Les hypothèses scientifiques donnent lieu à des prédictions : les modèles ou associations auxquels on s’attend si l’hypothèse est vraie. Une façon de considérer la « force » d’une association (souvent appelée « l’ampleur de l’effet ») entre une cause hypothétique et son effet est de savoir à quel point elle est distincte : les associations fortes sont celles qui sont très distinctes, et les associations faibles sont celles pour lesquelles il n’est pas clair s’il existe une quelconque association (figure 4). Une association faible qui est néanmoins compatible avec les prédictions pourrait très bien être le fruit du hasard. En revanche, une association forte et compatible avec les prédictions est moins susceptible d’être le fruit du hasard. Ainsi, plus l’association est forte, plus la preuve est solide, toutes choses étant égales par ailleurs.

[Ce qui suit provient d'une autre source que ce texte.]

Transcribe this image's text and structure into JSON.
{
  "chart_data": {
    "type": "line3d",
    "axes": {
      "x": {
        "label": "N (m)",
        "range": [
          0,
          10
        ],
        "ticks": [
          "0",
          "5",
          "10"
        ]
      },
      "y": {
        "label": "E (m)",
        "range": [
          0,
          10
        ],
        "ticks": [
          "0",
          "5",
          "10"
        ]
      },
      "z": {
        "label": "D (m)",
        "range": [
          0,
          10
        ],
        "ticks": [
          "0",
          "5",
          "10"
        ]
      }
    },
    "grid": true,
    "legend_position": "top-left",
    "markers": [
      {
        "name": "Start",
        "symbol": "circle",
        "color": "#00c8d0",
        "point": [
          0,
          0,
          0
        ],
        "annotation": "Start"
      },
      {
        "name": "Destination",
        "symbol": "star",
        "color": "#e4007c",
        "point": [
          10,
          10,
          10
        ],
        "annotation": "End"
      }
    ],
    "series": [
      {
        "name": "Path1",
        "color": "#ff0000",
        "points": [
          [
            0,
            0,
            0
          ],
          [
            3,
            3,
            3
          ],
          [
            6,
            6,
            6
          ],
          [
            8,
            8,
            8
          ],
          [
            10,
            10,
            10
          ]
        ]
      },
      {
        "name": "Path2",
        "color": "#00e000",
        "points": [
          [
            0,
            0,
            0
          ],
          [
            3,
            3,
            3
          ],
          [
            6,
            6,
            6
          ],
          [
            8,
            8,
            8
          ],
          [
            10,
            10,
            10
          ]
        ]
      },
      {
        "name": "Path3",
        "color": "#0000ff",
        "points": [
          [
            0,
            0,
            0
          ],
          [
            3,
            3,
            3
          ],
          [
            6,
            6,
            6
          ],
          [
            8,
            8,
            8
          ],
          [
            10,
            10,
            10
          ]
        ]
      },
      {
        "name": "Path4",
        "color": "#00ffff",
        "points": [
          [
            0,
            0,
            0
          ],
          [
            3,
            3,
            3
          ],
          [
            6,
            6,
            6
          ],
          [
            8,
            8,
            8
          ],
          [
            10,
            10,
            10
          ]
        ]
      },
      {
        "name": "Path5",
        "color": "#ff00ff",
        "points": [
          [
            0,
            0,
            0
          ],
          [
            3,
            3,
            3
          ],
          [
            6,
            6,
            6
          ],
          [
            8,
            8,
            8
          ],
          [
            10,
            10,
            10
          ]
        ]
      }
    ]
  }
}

Figure 4. La force de l’association.

  • Fig. 4 - Text version

    Figure 4. La force de l’association. Le tableau gauche de la figure présente deux ensembles différents de résultats possibles (en bleu et en rouge) d’une étude d’association hypothétique conçue pour vérifier l’hypothèse selon laquelle la concentration de mercure dans les réservoirs créés par les barrages est déterminée par la teneur en matières organiques des sols inondés. Ce tableau montre la quantité de méthylmercure libérée par les sols inondés (flux de MeHg dans les sédiments) et la quantité de matières organiques dans les sols inondés (teneur organique du sol) pour un échantillon de 15 réservoirs dans le nord du Canada. Le tableau de droite présente deux résultats différents possibles d’un essai clinique hypothétique d’un nouveau médicament pour prévenir les crises cardiaques, dans le cadre duquel les patients ont été répartis aléatoirement dans deux groupes, l’un recevant le médicament « étalon de référence » actuel pour la prévention des crises cardiaques (contrôle) et l’autre le nouveau médicament (traitement). Dans les deux cas, la première série de résultats montre une association plus forte (une relation plus « étroite » dans le premier cas, une différence plus importante dans le second cas) entre la cause hypothétique et son effet. Par conséquent, dans les deux cas, la solidité de la preuve fournie par la première série de résultats dépasse celle de la deuxième série.

Solidité de la preuve et prise de décisions

Toutes les décisions stratégiques (rationnelles) sont fondées sur des hypothèses causales (généralement implicites) qui relient la décision aux résultats souhaités ou non souhaités. Les effets prévus d’une décision sur les résultats souhaités ou non souhaités reposent sur le fait que ces hypothèses sont au moins approximativement vraies. Par exemple, les taxes sur le carbone reposent sur l’hypothèse causale selon laquelle une taxe supérieure à un certain montant incite les particuliers et les institutions à réduire leur consommation de combustibles fossiles. Si cette hypothèse est fausse, il est alors peu probable qu’une taxe sur le carbone réduise la consommation de combustibles fossiles.

En évaluant les décisions candidates, les décideurs devraient demander aux scientifiques : « Quelle est la solidité de la preuve que les hypothèses causales sous-jacentes sont vraies? ». Plus la preuve est solide, plus la confiance dans sa véracité est grande, et donc, plus la probabilité que les effets prédits se matérialisent effectivement est grande. Si la preuve est faible, les décideurs doivent alors réfléchir sérieusement aux conséquences si les hypothèses s’avèrent fausses.